Wednesday, April 4, 2007
Silverchair - 'Young Modern'
I really have to begin this one with a quick recap. Silverchair, back in the 90s, were cherubic juvenile rockers from Australia who wanted very badly to sound like a Seattle band. Soon after getting signed and releasing their debut, however, they decided to move in a less derivative direction, adding orchestral touches to their music, until their last album, Diorama, consisted mainly of tuneful modern rock balladry buoyed up by lush orchestral arangements. A lot of Silverchair listeners consider this their finest hour, but I'm not much of a ballad listener. I prefer Neon Ballroom and Freakshow with their balance between riffy, somewhat heavy stuff and the softer, more intricate material.
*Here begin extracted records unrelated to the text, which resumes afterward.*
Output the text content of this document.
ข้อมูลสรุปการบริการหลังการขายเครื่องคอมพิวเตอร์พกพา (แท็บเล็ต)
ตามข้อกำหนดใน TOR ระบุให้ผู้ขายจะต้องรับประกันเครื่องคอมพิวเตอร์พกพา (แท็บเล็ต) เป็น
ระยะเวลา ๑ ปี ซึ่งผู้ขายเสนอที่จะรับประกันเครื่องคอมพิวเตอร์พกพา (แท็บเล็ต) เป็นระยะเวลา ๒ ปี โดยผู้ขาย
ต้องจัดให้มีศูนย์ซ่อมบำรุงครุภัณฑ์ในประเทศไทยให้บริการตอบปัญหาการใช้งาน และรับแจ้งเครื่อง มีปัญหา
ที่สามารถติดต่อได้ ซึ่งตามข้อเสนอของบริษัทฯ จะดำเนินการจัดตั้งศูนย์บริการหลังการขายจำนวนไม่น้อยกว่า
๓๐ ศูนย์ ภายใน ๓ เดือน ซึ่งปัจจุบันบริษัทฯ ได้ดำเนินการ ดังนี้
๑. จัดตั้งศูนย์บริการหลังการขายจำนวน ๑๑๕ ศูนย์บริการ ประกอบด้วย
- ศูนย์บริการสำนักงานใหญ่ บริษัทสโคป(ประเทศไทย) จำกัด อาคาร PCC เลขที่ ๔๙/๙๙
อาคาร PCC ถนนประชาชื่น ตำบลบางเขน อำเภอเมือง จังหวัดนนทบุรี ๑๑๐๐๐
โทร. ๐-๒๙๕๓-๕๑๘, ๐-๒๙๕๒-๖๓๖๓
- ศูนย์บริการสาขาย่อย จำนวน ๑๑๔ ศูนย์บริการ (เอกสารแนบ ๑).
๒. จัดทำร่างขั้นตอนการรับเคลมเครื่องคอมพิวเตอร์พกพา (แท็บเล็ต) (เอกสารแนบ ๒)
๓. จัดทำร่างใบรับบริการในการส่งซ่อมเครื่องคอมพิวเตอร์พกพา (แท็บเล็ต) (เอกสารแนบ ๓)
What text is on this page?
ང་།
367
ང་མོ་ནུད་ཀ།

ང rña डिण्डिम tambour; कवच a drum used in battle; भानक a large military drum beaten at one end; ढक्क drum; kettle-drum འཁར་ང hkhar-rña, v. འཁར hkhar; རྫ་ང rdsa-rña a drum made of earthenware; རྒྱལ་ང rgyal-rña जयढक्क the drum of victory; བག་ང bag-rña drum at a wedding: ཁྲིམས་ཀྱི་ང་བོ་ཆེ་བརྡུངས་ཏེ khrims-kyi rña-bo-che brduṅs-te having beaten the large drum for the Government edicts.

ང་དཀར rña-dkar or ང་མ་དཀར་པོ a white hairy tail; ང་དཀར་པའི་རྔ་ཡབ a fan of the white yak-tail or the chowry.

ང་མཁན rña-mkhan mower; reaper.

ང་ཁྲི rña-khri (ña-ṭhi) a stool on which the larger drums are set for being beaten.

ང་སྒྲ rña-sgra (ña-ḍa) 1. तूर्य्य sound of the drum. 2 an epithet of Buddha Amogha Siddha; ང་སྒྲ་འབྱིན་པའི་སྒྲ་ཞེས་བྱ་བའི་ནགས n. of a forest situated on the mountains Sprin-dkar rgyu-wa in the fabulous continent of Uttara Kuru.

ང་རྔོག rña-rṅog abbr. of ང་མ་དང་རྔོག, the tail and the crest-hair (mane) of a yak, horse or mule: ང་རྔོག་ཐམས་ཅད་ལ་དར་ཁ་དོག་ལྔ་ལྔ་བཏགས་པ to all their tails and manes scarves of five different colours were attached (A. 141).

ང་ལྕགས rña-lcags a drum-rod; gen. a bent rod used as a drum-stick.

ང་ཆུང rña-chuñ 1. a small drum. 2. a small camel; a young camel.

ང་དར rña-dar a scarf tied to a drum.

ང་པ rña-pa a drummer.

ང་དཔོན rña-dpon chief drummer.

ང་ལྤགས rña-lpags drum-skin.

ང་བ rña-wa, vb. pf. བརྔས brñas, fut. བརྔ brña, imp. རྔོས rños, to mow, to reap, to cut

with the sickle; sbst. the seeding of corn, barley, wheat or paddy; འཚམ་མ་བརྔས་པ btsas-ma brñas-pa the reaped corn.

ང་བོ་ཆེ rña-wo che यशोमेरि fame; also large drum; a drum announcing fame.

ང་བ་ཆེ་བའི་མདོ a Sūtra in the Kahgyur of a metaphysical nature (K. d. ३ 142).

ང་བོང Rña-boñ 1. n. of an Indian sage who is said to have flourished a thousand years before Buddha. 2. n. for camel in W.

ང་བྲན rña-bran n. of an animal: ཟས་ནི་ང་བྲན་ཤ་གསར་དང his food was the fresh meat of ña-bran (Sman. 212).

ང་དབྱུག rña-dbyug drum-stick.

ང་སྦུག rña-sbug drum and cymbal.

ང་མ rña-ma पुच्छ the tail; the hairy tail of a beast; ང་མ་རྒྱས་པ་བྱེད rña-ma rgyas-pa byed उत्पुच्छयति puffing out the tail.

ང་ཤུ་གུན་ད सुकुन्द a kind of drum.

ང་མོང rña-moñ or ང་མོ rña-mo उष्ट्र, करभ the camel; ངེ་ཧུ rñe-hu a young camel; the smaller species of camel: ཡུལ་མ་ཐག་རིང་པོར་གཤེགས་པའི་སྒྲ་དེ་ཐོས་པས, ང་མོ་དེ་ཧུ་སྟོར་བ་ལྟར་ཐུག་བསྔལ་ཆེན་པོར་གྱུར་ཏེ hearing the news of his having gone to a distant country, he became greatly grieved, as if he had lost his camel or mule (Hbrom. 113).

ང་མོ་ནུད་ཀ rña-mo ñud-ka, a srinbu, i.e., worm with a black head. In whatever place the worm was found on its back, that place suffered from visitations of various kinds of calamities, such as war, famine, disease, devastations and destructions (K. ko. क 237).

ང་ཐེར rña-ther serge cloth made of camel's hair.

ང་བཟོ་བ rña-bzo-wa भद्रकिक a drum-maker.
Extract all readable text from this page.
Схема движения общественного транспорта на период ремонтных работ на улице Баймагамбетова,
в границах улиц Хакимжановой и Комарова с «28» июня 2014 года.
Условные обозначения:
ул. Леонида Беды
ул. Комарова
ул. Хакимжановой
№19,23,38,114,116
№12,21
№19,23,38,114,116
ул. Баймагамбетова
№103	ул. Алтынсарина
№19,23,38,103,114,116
Sometime in the early oughts, Silverchair hit a hiatus as main man Daniel Johns got on with various things in life. One of these was Dissociatives, a collaboration with electronica artist Paul Mac. The resulting album was a mix of electronica and quirky pop that felt too twee and and light to my tastes.
Now, Silverchair is back in action, but the fact that Johns has carried Mac back with him to the band suggests that they won't sound like any of the old Silverchairs did.
In fact, what we have here is a mix of very quirky pop music overlayed with various tones and textures, much like an album by The Beatles or Beach Boys from the latter part of their career. Fittingly, Van Dyke Parks, who also collaborated with Brian Wilson, adds arangements to some of these songs too. So what we have here is no longer dervative grunge, grunge plus orchestra or even the lush ballad rock of the last album. Instead, it's a quirky mix of songs that seems to draw from all sorts of diverse influences, none of which hark back to Seattle, circa 1991. A very diverse set of songs that perhaps aims to be the Pet Sounds or Sgt. Pepper's of its era.
That seems to be the ambition anyway.
In practise, any album with the cringe-inducingly sappy ballad 'Waiting All Day' would tend to be disqualified from keeping such august company. But that's my little tic, don't pay it too much mind.
On the other hand, the 'Those Thieving Birds (Part 1)/Strange Behaviour/Those Thieving Birds (Part 2)' 3-song suite is actually pretty cool. It's very ambitious, and it nearly succeeds in being a classic sequence of epic pop music. 'Mind Reader' is upbeat in a way that veers between chirpy and manic, and manages to be more Art Brut than anything I've heard by Art Brut, and cop some Ziggy-Bowie vibes as well. 'Young Modern Station' is a bit studied and over-produced like everything here tends to be, but even so, the sheer joyous feeling of playing together again comes through. 'Straight Lines' on the other hand is little more than a standard modern rock power ballad, very disposable. Perfect single material, in other words. 'Reflections Of The Sun' is perhaps the most succesfull ballad here, and it's refreshing in its relative straightforwardness. 'If You Keep Losing Sleep' is anything but straightforward though, very Beatles-esque totally mad pop rock. More Macca than Lennon, if you know what I mean. Then there's 'Low' which keeps threatening to rip off the lick from 'While My Guitar Gently Weeps', and 'Insomnia' which kinda rocks in a very queasy way. 'All Across The World' ends things on an epic and psychedelic note, and makes it impossible not to trot out the Abbey Road comparisons.
The Eiderdown-Stuffing Bottomline: Uhh. I hate trying to summarise every song around, but this album is too wilfully varied to sum up as whole in any easy way. In a way, it puts me in mind of a transitory album by The Who, where the band has already shot its load on a bunch of classic stuff and is lurching around wondering what to do next, trying a bit of everything. But is it Silverchair's 'A Quick One' or is it their 'Who Are You'? Only time will tell, I suppose. I certainly can't - this album is as intriguing as it is confusing. A bit of everything. At least they're not playing it safe.